Liridon Masurica, a 33-year-old citizen of Kosovo, was extradited to the United States on May 9, 2025, after being arrested by Kosovar authorities in December 2024. He faces federal charges for operating BlackDB.cc, a notorious online criminal marketplace that trafficked in stolen data, including compromised server credentials and credit card information. Masurica, known by the alias ‘@blackdb,’ is charged with conspiracy to commit access device fraud and fraudulent use of unauthorized access devices. He is currently detained pending trial. Additionally, Moldovan authorities arrested a 45-year-old foreign national linked to the DoppelPaymer ransomware attacks, with support from Dutch law enforcement.
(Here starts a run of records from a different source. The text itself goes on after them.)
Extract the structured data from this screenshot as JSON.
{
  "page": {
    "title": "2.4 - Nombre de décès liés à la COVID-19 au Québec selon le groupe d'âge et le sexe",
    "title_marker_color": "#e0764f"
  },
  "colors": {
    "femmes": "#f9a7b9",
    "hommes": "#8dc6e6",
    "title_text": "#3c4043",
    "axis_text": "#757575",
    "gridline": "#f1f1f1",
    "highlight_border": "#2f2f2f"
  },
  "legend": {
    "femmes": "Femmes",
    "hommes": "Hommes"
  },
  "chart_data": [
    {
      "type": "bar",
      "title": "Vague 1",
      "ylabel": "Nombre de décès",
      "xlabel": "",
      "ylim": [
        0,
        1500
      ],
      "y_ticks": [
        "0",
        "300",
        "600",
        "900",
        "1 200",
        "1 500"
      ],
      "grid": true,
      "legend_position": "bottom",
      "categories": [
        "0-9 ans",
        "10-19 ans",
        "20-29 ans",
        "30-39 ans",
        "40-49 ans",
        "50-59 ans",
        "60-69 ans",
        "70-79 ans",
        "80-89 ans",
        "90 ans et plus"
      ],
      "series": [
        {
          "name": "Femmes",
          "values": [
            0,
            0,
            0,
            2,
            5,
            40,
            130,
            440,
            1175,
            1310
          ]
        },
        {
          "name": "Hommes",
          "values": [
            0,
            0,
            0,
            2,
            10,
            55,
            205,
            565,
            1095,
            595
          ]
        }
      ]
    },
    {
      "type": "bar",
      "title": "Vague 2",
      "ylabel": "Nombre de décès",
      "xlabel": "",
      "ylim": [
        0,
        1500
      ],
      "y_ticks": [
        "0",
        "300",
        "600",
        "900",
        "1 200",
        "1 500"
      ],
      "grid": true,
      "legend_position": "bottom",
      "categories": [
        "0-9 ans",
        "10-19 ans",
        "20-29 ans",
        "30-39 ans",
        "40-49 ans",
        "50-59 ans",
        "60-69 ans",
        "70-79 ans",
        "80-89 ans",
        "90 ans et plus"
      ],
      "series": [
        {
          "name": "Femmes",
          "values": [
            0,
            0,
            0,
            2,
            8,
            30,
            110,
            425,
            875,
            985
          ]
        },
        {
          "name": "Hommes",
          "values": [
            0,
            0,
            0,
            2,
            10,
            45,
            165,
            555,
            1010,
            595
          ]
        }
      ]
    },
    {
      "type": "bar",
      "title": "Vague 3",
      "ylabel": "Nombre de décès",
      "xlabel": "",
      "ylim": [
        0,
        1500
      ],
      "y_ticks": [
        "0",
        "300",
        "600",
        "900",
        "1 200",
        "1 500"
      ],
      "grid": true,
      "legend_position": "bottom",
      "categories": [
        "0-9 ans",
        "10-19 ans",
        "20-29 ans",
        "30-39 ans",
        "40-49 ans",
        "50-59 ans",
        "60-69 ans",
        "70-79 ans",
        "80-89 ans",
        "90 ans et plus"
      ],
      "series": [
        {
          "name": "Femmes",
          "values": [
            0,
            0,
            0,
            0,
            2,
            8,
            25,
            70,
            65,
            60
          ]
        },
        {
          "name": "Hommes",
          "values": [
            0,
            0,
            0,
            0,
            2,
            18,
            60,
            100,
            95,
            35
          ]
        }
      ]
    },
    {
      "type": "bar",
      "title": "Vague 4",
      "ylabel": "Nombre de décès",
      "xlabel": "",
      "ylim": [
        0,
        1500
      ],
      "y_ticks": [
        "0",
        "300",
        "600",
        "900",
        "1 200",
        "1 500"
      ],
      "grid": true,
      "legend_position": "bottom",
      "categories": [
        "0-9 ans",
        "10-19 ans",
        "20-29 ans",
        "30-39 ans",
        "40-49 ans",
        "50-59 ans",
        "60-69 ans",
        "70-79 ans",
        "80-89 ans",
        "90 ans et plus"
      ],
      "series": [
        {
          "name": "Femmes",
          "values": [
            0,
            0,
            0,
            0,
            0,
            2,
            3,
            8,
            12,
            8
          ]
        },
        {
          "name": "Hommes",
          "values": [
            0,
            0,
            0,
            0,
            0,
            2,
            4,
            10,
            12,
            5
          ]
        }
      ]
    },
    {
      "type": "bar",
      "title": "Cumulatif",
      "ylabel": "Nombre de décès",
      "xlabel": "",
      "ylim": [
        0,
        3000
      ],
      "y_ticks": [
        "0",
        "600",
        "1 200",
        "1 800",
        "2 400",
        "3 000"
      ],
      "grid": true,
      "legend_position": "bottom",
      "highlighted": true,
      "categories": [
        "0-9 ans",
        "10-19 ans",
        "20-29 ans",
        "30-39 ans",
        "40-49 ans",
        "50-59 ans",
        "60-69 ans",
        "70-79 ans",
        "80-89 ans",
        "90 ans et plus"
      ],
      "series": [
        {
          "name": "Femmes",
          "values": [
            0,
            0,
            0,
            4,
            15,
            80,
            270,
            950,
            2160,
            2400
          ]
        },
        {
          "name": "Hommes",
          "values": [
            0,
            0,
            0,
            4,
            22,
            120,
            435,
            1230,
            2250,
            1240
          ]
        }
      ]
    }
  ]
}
Europol has dismantled a criminal network behind fake investment websites that defrauded victims of over €3 million. The operation took place in two phases, with arrests made in 2022 and another suspect apprehended this week in Cyprus. Seven additional gang members are still at large. Separately, authorities in Côte d'Ivoire arrested four men involved in global sextortion schemes. The US Justice Department said that at least one teenager took their own life as a result of the extortion.